Sperimentava anche, tuttavia, in un altro campo, ancora più esoterico. Appassionato da sempre di erboristeria, usava per sè e la sua famiglia, compresa una bimba arrivata in quegli anni, di tutte le erbe disponibili nel suo orto e nei suoi campi, ed erano davvero tante. Le sue siepi miste erano  piene di biancospini e sambuchi e caprifogli e spincervini etc, il suo giardino di aromatiche era il più completo che si potesse immaginare, non solo i soliti rosmarino e lavanda e crespolina, ma le angeliche, i levistici, le olmarie, le saponarie,  gli issopi, le melisse, le altee e le millefoglie - che aggiungeva ben sminuzzate al cumulo per accelerarne la maturazione-  un'aiuola interamente riservata all'aloe: un'enciclopedia. Per fortuna c'era la moglie a frenarlo col suo dolce buon senso di professoressa e a portare la piccola dal pediatra regolarmente, fosse stato per lui l'avrebbe curata solo con cataplasmi e decotti e mucillagini. Che ci si poteva aspettare da Ernesto, vegano, animalista, fanatico della terza metrica: per fortuna c'era lei, benedetta donna, a preparare gli hamburger alla bambina e a darle gli antibiotici. Da lui sopportava tutto con pazienza ma sulla figlia non transigeva.
Ma fosse stato solo questo: in effetti negli anni la sua ricerca si era fatta più, come dire, tangenziale,ed aveva virato decisamente in una direzione smart. L'unico vizio che gli si conosceva era sempre stato il fumo, inteso come maria, ed era conosciuto nel circondario come spietato guerrilla gardener. Piantava un pò dappertutto, nei fossi e negli incolti circostanti, tranne che nel suo fondo, naturalmente. Ricordo che un anno un vicino, piccolo imprenditore meccanico, inventore di suo, fratello di un ingegnere della NASA, un altro caso psichiatrico, sicuramente un Asperger, benchè socialmente funzionante- persino Michi lo considerava strano- passando il trattore nel suo noccioleto aveva scoperto quattro rigogliose piantine alte già un metro.

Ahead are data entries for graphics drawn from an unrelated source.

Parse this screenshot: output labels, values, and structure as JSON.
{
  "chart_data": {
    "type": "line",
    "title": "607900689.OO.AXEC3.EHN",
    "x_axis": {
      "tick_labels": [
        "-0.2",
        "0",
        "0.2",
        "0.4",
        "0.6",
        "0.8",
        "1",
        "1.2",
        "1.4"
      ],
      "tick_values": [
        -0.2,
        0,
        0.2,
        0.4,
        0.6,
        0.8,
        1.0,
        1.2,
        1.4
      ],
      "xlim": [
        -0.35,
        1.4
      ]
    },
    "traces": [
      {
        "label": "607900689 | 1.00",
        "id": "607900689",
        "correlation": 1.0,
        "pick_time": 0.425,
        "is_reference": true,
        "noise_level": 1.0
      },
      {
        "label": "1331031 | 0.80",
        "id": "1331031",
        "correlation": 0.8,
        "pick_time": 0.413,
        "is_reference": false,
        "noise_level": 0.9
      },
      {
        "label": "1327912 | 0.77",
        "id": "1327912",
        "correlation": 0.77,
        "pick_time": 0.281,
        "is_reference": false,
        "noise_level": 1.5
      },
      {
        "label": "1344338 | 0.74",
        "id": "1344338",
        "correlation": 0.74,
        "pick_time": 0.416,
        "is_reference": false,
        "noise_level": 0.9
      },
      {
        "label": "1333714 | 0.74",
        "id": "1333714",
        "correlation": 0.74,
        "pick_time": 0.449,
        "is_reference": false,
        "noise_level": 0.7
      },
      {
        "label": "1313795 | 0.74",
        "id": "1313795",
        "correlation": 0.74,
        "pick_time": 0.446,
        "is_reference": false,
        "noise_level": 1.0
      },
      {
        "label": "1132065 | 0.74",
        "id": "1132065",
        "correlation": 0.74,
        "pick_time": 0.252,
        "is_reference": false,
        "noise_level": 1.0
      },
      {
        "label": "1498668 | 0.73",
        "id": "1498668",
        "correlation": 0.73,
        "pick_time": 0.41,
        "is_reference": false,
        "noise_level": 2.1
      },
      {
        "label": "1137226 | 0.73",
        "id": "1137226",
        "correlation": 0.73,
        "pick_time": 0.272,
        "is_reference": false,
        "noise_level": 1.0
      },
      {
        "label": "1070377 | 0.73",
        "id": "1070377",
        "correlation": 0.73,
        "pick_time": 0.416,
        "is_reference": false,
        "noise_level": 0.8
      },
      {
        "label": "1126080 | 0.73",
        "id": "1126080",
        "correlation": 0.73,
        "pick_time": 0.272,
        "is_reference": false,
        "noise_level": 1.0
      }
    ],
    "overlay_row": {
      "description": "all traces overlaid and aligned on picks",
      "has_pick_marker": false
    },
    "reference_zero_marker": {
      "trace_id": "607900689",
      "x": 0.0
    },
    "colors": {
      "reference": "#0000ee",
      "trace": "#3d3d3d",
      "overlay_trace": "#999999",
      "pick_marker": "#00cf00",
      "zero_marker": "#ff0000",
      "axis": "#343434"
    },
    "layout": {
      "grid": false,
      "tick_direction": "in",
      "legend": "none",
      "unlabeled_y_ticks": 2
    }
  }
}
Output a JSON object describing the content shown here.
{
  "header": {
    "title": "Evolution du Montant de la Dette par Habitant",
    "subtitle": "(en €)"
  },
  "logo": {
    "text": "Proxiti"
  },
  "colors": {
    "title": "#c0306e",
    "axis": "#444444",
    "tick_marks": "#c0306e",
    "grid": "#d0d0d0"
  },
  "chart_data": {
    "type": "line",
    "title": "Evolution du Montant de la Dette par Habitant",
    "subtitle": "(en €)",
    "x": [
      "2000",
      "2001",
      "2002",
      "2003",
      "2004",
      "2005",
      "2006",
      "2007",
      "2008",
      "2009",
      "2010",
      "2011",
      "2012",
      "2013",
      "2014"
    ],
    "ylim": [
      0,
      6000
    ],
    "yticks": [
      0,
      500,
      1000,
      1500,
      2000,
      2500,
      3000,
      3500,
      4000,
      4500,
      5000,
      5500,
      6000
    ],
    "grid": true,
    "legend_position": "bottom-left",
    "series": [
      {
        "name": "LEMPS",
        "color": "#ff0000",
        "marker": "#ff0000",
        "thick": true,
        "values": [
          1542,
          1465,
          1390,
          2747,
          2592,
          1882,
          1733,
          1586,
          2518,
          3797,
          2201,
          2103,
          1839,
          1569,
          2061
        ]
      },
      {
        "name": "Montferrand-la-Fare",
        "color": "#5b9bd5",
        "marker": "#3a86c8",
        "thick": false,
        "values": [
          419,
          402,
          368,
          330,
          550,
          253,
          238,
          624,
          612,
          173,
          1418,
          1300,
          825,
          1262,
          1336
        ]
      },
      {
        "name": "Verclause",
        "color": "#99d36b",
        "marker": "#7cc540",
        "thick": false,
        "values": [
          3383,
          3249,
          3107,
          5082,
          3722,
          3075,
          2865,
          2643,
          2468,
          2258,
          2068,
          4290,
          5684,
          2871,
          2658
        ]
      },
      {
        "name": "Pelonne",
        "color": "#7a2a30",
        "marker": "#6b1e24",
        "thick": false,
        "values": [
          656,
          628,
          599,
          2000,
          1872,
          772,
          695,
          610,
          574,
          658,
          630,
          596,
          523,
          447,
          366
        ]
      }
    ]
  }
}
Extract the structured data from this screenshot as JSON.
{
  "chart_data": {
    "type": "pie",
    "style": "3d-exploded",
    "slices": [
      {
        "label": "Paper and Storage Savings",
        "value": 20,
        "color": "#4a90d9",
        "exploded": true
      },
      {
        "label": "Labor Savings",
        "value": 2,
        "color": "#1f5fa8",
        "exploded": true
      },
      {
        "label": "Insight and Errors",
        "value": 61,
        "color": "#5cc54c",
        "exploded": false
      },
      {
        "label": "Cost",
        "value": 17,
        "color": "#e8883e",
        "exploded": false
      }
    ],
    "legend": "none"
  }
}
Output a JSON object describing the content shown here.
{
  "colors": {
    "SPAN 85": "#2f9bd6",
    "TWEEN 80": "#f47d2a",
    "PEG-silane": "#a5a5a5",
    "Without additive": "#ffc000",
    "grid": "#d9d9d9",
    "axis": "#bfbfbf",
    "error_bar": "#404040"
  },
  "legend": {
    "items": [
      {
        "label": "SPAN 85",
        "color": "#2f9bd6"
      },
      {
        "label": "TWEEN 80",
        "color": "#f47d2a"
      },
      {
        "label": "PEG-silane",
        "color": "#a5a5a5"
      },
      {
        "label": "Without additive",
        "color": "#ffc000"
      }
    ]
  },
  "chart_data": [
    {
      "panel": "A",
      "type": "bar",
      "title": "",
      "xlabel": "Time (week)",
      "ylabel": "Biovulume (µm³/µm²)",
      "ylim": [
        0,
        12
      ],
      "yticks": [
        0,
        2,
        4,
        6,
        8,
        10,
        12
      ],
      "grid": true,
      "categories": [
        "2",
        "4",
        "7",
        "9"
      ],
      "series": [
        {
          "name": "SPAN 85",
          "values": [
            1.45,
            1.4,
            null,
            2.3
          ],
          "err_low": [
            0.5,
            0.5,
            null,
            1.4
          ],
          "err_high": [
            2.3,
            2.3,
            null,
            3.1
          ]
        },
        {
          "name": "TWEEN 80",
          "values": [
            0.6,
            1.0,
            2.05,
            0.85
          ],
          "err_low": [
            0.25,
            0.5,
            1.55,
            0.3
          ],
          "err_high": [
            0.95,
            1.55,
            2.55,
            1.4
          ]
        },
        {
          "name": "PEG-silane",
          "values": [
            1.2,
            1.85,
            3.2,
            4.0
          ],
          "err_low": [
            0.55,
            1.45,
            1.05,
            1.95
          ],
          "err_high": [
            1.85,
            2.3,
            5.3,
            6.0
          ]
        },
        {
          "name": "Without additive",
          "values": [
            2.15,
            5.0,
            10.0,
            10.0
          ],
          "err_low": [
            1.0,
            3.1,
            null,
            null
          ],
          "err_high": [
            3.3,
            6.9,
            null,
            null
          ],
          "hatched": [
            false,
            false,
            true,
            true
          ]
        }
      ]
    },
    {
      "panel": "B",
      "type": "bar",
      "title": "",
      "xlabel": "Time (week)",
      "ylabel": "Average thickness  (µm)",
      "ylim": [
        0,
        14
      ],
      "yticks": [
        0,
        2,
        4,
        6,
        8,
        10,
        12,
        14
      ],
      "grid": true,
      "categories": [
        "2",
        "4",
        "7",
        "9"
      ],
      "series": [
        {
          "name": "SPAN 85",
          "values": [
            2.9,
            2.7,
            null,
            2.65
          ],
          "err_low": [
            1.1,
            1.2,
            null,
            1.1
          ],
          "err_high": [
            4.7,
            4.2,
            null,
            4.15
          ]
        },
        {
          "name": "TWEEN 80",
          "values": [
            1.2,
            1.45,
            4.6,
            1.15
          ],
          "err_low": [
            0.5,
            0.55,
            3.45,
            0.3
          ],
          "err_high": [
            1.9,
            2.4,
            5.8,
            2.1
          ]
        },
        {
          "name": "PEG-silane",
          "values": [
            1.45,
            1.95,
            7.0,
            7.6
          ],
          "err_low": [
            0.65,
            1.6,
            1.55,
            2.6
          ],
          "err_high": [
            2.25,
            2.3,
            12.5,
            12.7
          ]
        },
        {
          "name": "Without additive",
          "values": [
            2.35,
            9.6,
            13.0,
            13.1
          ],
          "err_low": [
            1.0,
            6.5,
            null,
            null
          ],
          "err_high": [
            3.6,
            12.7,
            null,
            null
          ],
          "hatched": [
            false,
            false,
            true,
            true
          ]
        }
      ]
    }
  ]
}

Apriti cielo aveva subito chiamato la forza pubblica, con intervento di una pattuglia di annoiati carabinieri e di una volante, alquanto più decisi, che avevano improvvisato un inutile e fastidioso posto di blocco sulla vicinale irritando un pò tutti. Ernesto si era vendicato l'anno dopo, facendogliene trovare una decina, delle belle pianticelle, sparse nella sua proprietà, nascoste ovunque. Era un gioco da ragazzi, penetrare il suo fondo, considerando che Tamburrini viveva e lavorava a Roma e veniva un paio di volte al mese per rilassarsi e per le manutenzioni. Lo spione aveva capito ed aveva estirpato le pianticelle in proprio, astenendosi dall'allertare la PS: una chiamata all'anno per guerrilla gardening sarebbe sembrata eccessiva, a rischio di attirare l'attenzione proprio sul chiamante, magari sulla famiglia, sul figlio studente di psicologia, medium e sensitivo nonchè abilissimo geek- se non hacker. Personaggio imbarazzante, Stefano Tamburrini, fortissimo telepatico sin  da piccolo, cosa che gli aveva all'inzio creato  la nomea di bambino difficile, per come reagiva a volte aggressivamente con persone che lui sentiva- sapeva- coltivare pensieri moti dell'anima di malvagità magari anche  ben nascosta. Parlare con lui era terribilmente stressante, era sempre avanti di un passo o due nella conversazione, ribatteva alle risposte che non eri ancora riuscito a pronunciare, per quanto ormai fosse consapevole della sua diversità e si sforzasse di celare la sua impazienza al non essere seguito, e sopportasse con filosofia la nostra lenta e ottusa normalità

Tutti a Contrada Fornaci, gli strani  della Provincia.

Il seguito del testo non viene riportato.